Problem of Floods in Urban India
Context:
- India’s cities are flooding more frequently, claiming lives and ruining livelihoods. However, a recent study headed by the World Bank and published in Nature claims that as cities grow into more flood-prone locations, their danger of flooding is increasing.
Results of the study:
- The study claims that since 1985, the number of people living in flood-prone areas has more than doubled. The results, according to experts, highlight the danger of India’s unsustainable urbanisation. In addition, the study discovered that compared to low- and high-income nations, more urban settlements are located in flood-prone areas in middle-income nations like India.
Why is India vulnerable?
- India is not one of the twenty nations whose settlements are most vulnerable to flooding, but from 1985 to 2015, it was the country that contributed the most to global settlements, behind the United States and China. It was also the third most prolific country in terms of new settlements growing into flood-prone areas, behind Vietnam and China.
- India is quite vulnerable to flood-related issues, which, if the nation doesn’t take precautions, could get worse in the upcoming years. The areas where we construct or grow our cities are at the centre of flood-related hazards.

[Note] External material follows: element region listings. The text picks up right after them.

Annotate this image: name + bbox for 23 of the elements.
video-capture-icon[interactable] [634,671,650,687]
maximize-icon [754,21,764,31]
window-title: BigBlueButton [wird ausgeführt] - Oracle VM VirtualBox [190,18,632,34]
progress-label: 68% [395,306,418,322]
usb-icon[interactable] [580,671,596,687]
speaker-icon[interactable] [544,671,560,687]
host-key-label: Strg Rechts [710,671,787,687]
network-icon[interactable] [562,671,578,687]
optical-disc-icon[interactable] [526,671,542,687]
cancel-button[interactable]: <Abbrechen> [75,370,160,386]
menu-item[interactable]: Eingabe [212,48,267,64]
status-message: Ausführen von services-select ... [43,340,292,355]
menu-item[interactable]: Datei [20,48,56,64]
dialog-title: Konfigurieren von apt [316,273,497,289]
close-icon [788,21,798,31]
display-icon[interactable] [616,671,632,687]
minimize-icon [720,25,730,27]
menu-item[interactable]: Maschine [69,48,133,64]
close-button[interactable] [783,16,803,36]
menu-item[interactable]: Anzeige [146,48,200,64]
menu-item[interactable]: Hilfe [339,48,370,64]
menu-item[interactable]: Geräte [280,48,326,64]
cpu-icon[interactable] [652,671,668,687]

- For instance, the floods in Bengaluru cost the city ₹225 crore. The population of the city increased from about 1.6 lakh to over a crore throughout the course of the previous century. The city grew to accommodate these people, but new neighbourhoods ignored the terrain of the area.
Who is most impacted?
- The hazards are disproportionately greater for people who reside in non-formal arrangements. In order to prevent them from being evicted right away, informal housing is situated on undeveloped, less desirable land in cities. They thus frequently rest in low-lying, prone-to-flood zones.
- The lack of regulatory mechanisms to declare this type of growth to be environmentally unsustainable is a major factor in the urbanisation of flood-prone areas.

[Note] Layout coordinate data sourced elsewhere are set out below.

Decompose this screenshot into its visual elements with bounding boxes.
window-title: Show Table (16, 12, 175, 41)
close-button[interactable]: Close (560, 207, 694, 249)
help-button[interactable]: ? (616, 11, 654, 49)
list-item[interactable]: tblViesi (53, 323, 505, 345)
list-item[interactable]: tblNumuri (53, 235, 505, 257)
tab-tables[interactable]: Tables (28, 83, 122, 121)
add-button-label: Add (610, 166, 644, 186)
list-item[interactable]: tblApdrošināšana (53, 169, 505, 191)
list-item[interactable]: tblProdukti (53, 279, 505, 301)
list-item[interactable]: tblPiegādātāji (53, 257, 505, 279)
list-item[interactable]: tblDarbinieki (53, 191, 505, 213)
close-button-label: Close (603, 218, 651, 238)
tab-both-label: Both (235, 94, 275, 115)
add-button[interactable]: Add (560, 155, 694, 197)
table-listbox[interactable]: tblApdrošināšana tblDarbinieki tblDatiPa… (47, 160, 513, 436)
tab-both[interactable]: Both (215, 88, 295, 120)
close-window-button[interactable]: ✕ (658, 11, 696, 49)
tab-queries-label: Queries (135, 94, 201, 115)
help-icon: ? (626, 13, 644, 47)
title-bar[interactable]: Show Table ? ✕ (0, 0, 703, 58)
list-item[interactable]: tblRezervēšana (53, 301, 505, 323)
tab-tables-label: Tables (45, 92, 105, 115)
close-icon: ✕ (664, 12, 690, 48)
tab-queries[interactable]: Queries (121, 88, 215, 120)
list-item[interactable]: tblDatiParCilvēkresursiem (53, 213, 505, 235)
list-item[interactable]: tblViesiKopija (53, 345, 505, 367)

- Environmental restrictions sometimes only apply to large infrastructure projects when it comes to new construction; they are rarely applied to medium- and small-scale locality adjustments. This runs counter to the idea that floods and flood risk are local community-level concerns and that some areas are more prone to flooding than others.
- People frequently break the laws that are in place. For instance, there has been an increase in the development of massive structures, such as government and even religious buildings, on the floodplains of rivers and in the number of ecotourism resorts situated on forest property.
What should we do?
- We are unable to stop cities from growing into places that are vulnerable to flooding as they keep growing. Expansion into flood-prone areas is typically driven by market pressures. However, the first step towards risk-aware, sustainable urban design is knowing what these places are and that we are expanding into them.
- Certain adaptations are required, and they must distinguish between low-income inhabitants and unpermitted buildings built for the privileged.
- The Mishing and Miyah communities along the Brahmaputra river are two examples of riverbank settlements using stilt buildings as examples of sustainable and local housing models.
- Every city must map the regions that are vulnerable to flooding using scientific methods. Urban governments must safeguard low-income housing and make housing in these regions more flood-resistant.
Way Forward:
- The construction of environmentally and financially sustainable housing for the impoverished, as well as the relocation of habitations from low-lying, flood-prone locations to higher terrain, will all help achieve sustainable development target number 11, or sustainable cities and communities.